Вот и еще один день почти прогорел, лишь угольками кое-где теплится. Кажется, стоит их, не боясь обжечься, разбередить, и календари с ума сойдут. Солнце, устало зевая, вот-вот страницу наскучившей повести перевернет, а на улице, говорю же, никого.
Ворохом падают то ли листья, то ли чьи-то души, то ли письма мои к тебе неотправленные. Одно звонко смеется, встрече, стало быть, радуется и – на мое плечо. Все прожелтевшее насквозь, краем своим щекотным нашептать в ухо что-то пытается и дрожит, дрожит от холода и нетерпения. Беру его в ладони, дыханием осторожным согреваю, смотрю, как буквы берутся за руки и начинают хоровод водить.
Такое же редкое единение гласных и согласных (ухмылка на лице специалиста) я видел лишь однажды в твоей тетради за второй класс. Чуть позже, правда, оказалось, то был университетский конспект, но мне хватило осмотрительности и пары увесистых взглядов, чтобы не комментировать твои каракули. Не скрою, иногда жалею, что не набрал буквы те щедрой пригоршней. Просто, так думаю, моим с твоими было бы веселее.
Достаю из кармана стол, табурет трехногий, печатную машинку, банку с кизиловым компотом и твой велосипед. Его за папиросами отправляю, а сам усаживаюсь посреди перекрестка, берусь тебе новую сказку нестройно настукивать. Послушай, как она будет начинаться.
Жила-была мусорная фея. Много курила и безбожно пила. Счастье дарила, никогда не врала.
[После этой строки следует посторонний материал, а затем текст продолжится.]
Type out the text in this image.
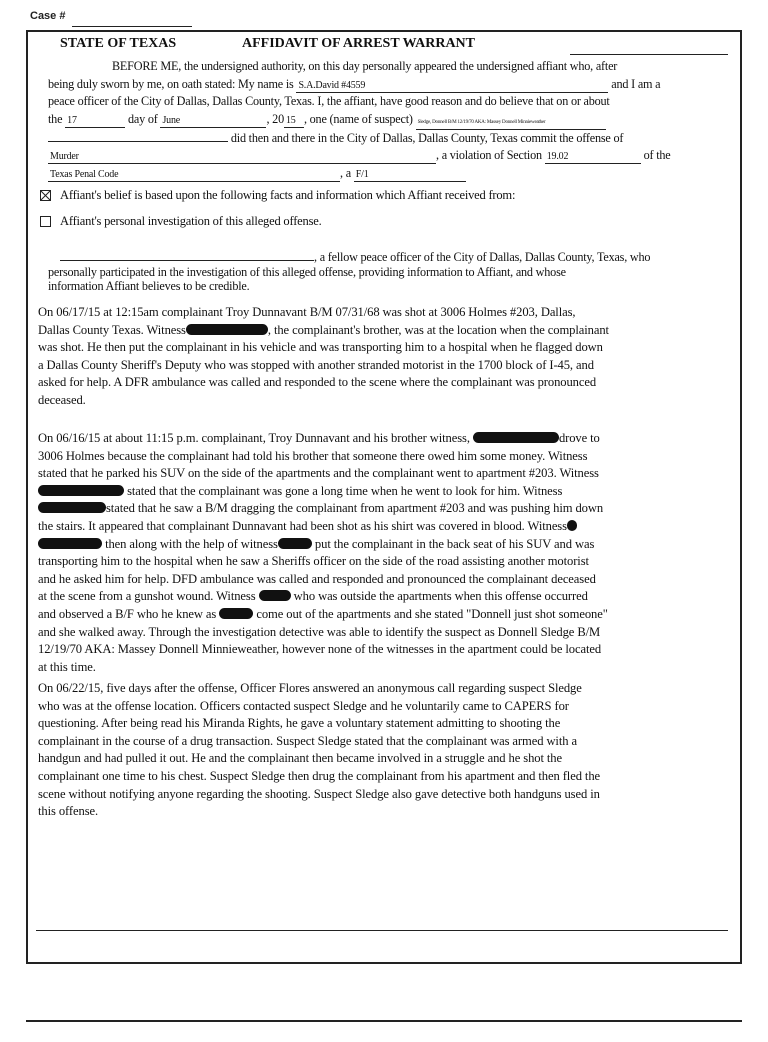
Case #
STATE OF TEXAS	AFFIDAVIT OF ARREST WARRANT

BEFORE ME, the undersigned authority, on this day personally appeared the undersigned affiant who, after

being duly sworn by me, on oath stated: My name is S.A.David #4559	and I am a

peace officer of the City of Dallas, Dallas County, Texas. I, the affiant, have good reason and do believe that on or about

the 17	day of June	, 20 15 , one (name of suspect) Sledge, Donnell B/M 12/19/70 AKA: Massey Donnell Minnieweather

did then and there in the City of Dallas, Dallas County, Texas commit the offense of

Murder	, a violation of Section 19.02	of the

Texas Penal Code	, a F/1

Affiant's belief is based upon the following facts and information which Affiant received from:
Affiant's personal investigation of this alleged offense.

, a fellow peace officer of the City of Dallas, Dallas County, Texas, who

personally participated in the investigation of this alleged offense, providing information to Affiant, and whose

information Affiant believes to be credible.

On 06/17/15 at 12:15am complainant Troy Dunnavant B/M 07/31/68 was shot at 3006 Holmes #203, Dallas,

Dallas County Texas. Witness	, the complainant's brother, was at the location when the complainant

was shot. He then put the complainant in his vehicle and was transporting him to a hospital when he flagged down

a Dallas County Sheriff's Deputy who was stopped with another stranded motorist in the 1700 block of I-45, and

asked for help. A DFR ambulance was called and responded to the scene where the complainant was pronounced

deceased.

On 06/16/15 at about 11:15 p.m. complainant, Troy Dunnavant and his brother witness,	drove to

3006 Holmes because the complainant had told his brother that someone there owed him some money. Witness

stated that he parked his SUV on the side of the apartments and the complainant went to apartment #203. Witness

stated that the complainant was gone a long time when he went to look for him. Witness

stated that he saw a B/M dragging the complainant from apartment #203 and was pushing him down

the stairs. It appeared that complainant Dunnavant had been shot as his shirt was covered in blood. Witness

then along with the help of witness	put the complainant in the back seat of his SUV and was

transporting him to the hospital when he saw a Sheriffs officer on the side of the road assisting another motorist

and he asked him for help. DFD ambulance was called and responded and pronounced the complainant deceased

at the scene from a gunshot wound. Witness	who was outside the apartments when this offense occurred

and observed a B/F who he knew as	come out of the apartments and she stated "Donnell just shot someone"

and she walked away. Through the investigation detective was able to identify the suspect as Donnell Sledge B/M

12/19/70 AKA: Massey Donnell Minnieweather, however none of the witnesses in the apartment could be located

at this time.

On 06/22/15, five days after the offense, Officer Flores answered an anonymous call regarding suspect Sledge

who was at the offense location. Officers contacted suspect Sledge and he voluntarily came to CAPERS for

questioning. After being read his Miranda Rights, he gave a voluntary statement admitting to shooting the

complainant in the course of a drug transaction. Suspect Sledge stated that the complainant was armed with a

handgun and had pulled it out. He and the complainant then became involved in a struggle and he shot the

complainant one time to his chest. Suspect Sledge then drug the complainant from his apartment and then fled the

scene without notifying anyone regarding the shooting. Suspect Sledge also gave detective both handguns used in

this offense.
Ночью гуляла, днем все спала. Детей не любила, хоть ростом мала. От горшка два вершка, зубы неровные, волосы малочисленные с опаловой (нравится?) проседью, музыкальный слух присутствует, но тем благоразумно и ограничивается.
А чем закончится она, пока могу лишь догадываться. Что там будет со всеми этими буквами? Встретит ли мое «я» твое «о»? Погладит ли твое «л» мое «н» по плечу? Узнают ли в обреченной толпе друг друга мое «д» и твое «а». Не знаю.